Die Ungeimpften stehen jetzt wieder Schlange. Besonders vor dem Testzentrum. Wer im Hotel ein Zimmer begehrt, in der Muckibude den Bizeps trainieren will oder eine Pizza drinnen im Warmen verzehren möchte, kommt nicht an einem Coronatest vorbei. Man kann das ganze Prozedere als überwiegend unsinnig auffassen, man kann sich über Ausgrenzung aufregen oder über den politischen Erpressungsversuch, der dahinter steckt.

Es kann aber auch sein, dass sich unsere Pandemie-Prätorianer damit gerade ein wenig ins Fleisch schneiden.

Denn man kann das Ganze auch als Chance sehen und sich über die unbeabsichtigten Folgen der Schikane freuen. Ich war gestern einkaufen und beobachtete vor mehreren Teststationen recht lange Schlangen, unter anderem auf dem Parkplatz von Lidl. Meist junge gesunde Menschen, aber auch einige im fortgeschrittenen Alter, versammelten sich dort brav hintereinander, manche waren sogar an einem Stehtisch im Gespräch miteinander vertieft. Bei dem Anblick hatte ich plötzlich den Eindruck, so einer Art Demonstration der Ungeimpften beizuwohnen. Die unausgesprochene Botschaft der Bilder signalisiert das im Meinungskampf gerne benutzte Motto: "Wir sind viele!". Man muss nur hinschauen. Also Schluss mit dem Defätismus.

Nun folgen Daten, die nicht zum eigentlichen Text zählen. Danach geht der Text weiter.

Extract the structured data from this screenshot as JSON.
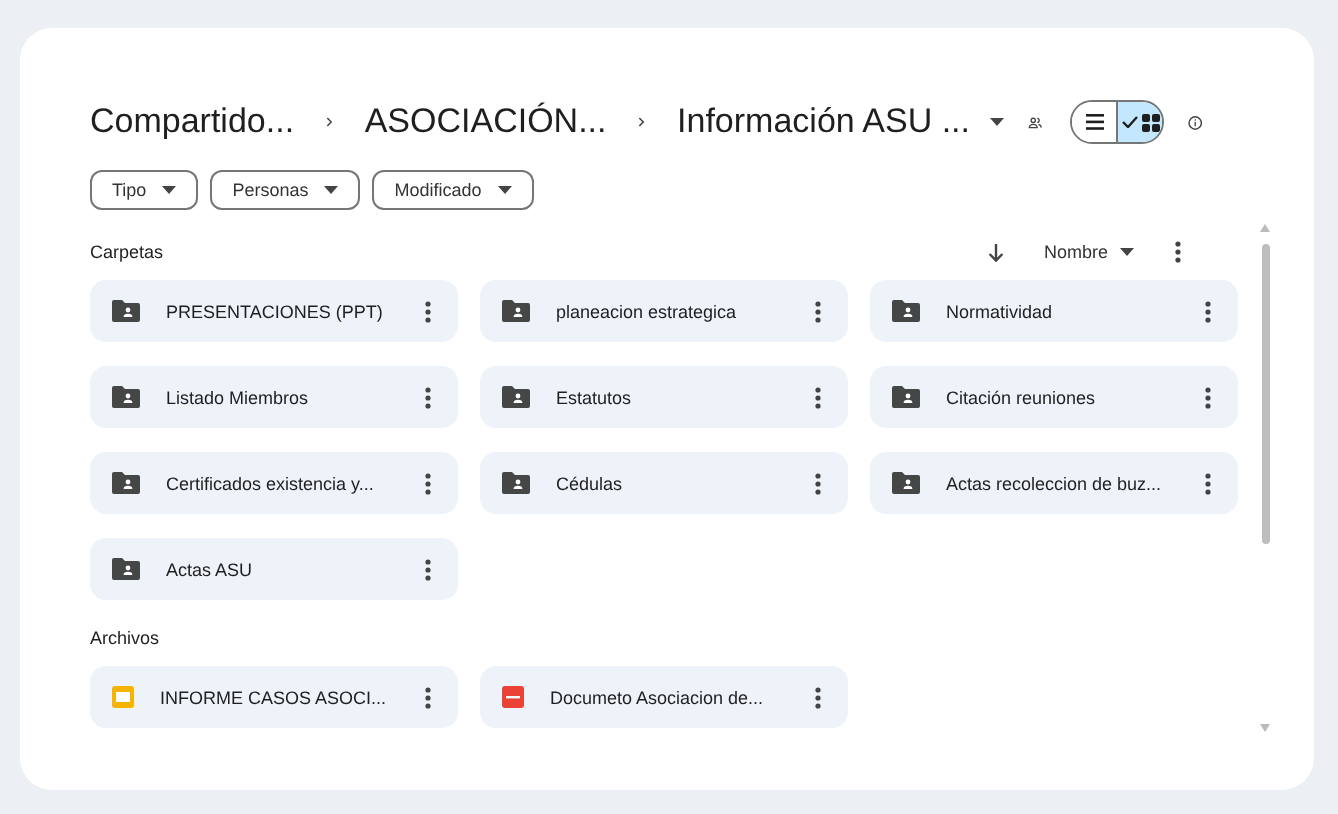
{
  "breadcrumb": [
    {
      "label": "Compartido..."
    },
    {
      "label": "ASOCIACIÓN..."
    },
    {
      "label": "Información ASU ..."
    }
  ],
  "view_toggle": [
    {
      "kind": "list",
      "selected": false
    },
    {
      "kind": "grid",
      "selected": true
    }
  ],
  "filters": [
    {
      "label": "Tipo"
    },
    {
      "label": "Personas"
    },
    {
      "label": "Modificado"
    }
  ],
  "folders_section": {
    "title": "Carpetas",
    "sort": "Nombre"
  },
  "folders": [
    {
      "name": "PRESENTACIONES (PPT)"
    },
    {
      "name": "planeacion estrategica"
    },
    {
      "name": "Normatividad"
    },
    {
      "name": "Listado Miembros"
    },
    {
      "name": "Estatutos"
    },
    {
      "name": "Citación reuniones"
    },
    {
      "name": "Certificados existencia y..."
    },
    {
      "name": "Cédulas"
    },
    {
      "name": "Actas recoleccion de buz..."
    },
    {
      "name": "Actas ASU"
    }
  ],
  "files_section": {
    "title": "Archivos"
  },
  "files": [
    {
      "name": "INFORME CASOS ASOCI...",
      "kind": "slides"
    },
    {
      "name": "Documeto Asociacion de...",
      "kind": "pdf"
    }
  ]
}
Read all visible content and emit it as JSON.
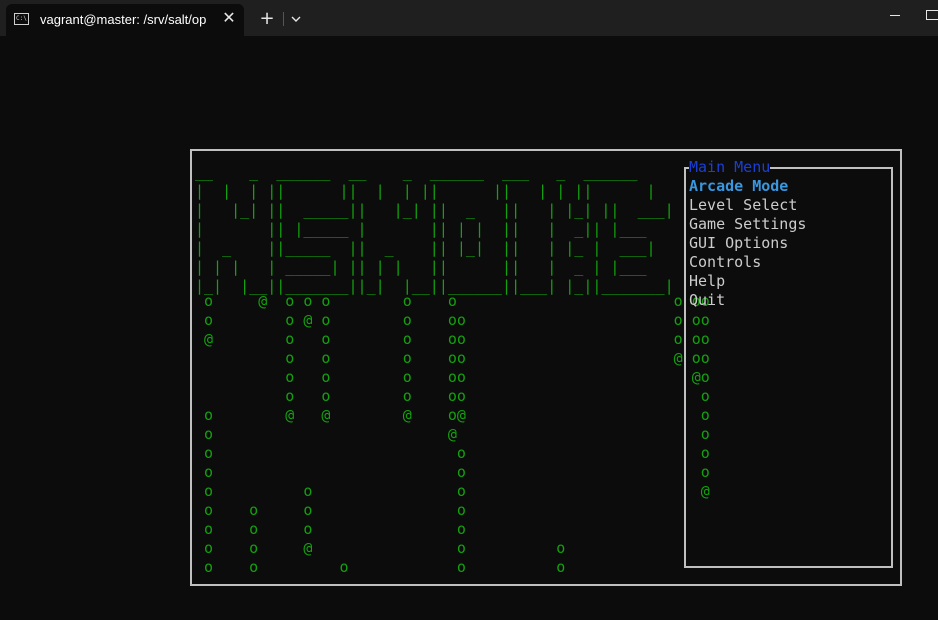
{
  "window": {
    "tab_title": "vagrant@master: /srv/salt/op",
    "tab_icon": "terminal-icon",
    "tab_icon_glyph": "C:\\",
    "close_glyph": "✕",
    "new_tab_glyph": "+"
  },
  "game": {
    "logo_lines": [
      "__    _  ______  __    _  ______  ___   _  ______",
      "|  |  | ||      ||  |  | ||      ||   | | ||      |",
      "|   |_| ||  _____||   |_| ||  _   ||   | |_| ||  ___|",
      "|       || |_____ |       || | |  ||   |  _|| |___",
      "|  _    ||_____  ||  _    || |_|  ||   | |_ |  ___|",
      "| | |   | _____| || | |   ||      ||   |  _ | |___",
      "|_|  |__||_______||_|  |__||______||___| |_||_______|"
    ],
    "rain_lines": [
      " o     @  o o o        o    o                        o oo",
      " o        o @ o        o    oo                       o oo",
      " @        o   o        o    oo                       o oo",
      "          o   o        o    oo                       @ oo",
      "          o   o        o    oo                         @o",
      "          o   o        o    oo                          o",
      " o        @   @        @    o@                          o",
      " o                          @                           o",
      " o                           o                          o",
      " o                           o                          o",
      " o          o                o                          @",
      " o    o     o                o",
      " o    o     o                o",
      " o    o     @                o          o",
      " o    o         o            o          o"
    ],
    "colors": {
      "rain_green": "#13a10e",
      "menu_title_blue": "#1a3fd6",
      "selected_blue": "#3a96dd",
      "menu_text": "#cccccc",
      "background": "#0c0c0c"
    }
  },
  "menu": {
    "title": "Main Menu",
    "items": [
      {
        "label": "Arcade Mode",
        "selected": true
      },
      {
        "label": "Level Select",
        "selected": false
      },
      {
        "label": "Game Settings",
        "selected": false
      },
      {
        "label": "GUI Options",
        "selected": false
      },
      {
        "label": "Controls",
        "selected": false
      },
      {
        "label": "Help",
        "selected": false
      },
      {
        "label": "Quit",
        "selected": false
      }
    ]
  }
}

Da versammelte sich keine kleine verschüchterte Minderheit, sondern eine zahlenmäßig relevante Bevölkerungsgruppe, und das auch noch gesund und munter und im besten Alter. Sie sahen nicht gerade eingeschüchtert aus – und auch nicht so, als ob sie sich von Herrn Spahn, Herrn Söder oder wem auch immer zu irgendetwas zwingen lassen möchten. Ich vermute übrigens, dass ohne deren Erpressungsversuche deutlich mehr Menschen zu einer Impfung bereit wären. 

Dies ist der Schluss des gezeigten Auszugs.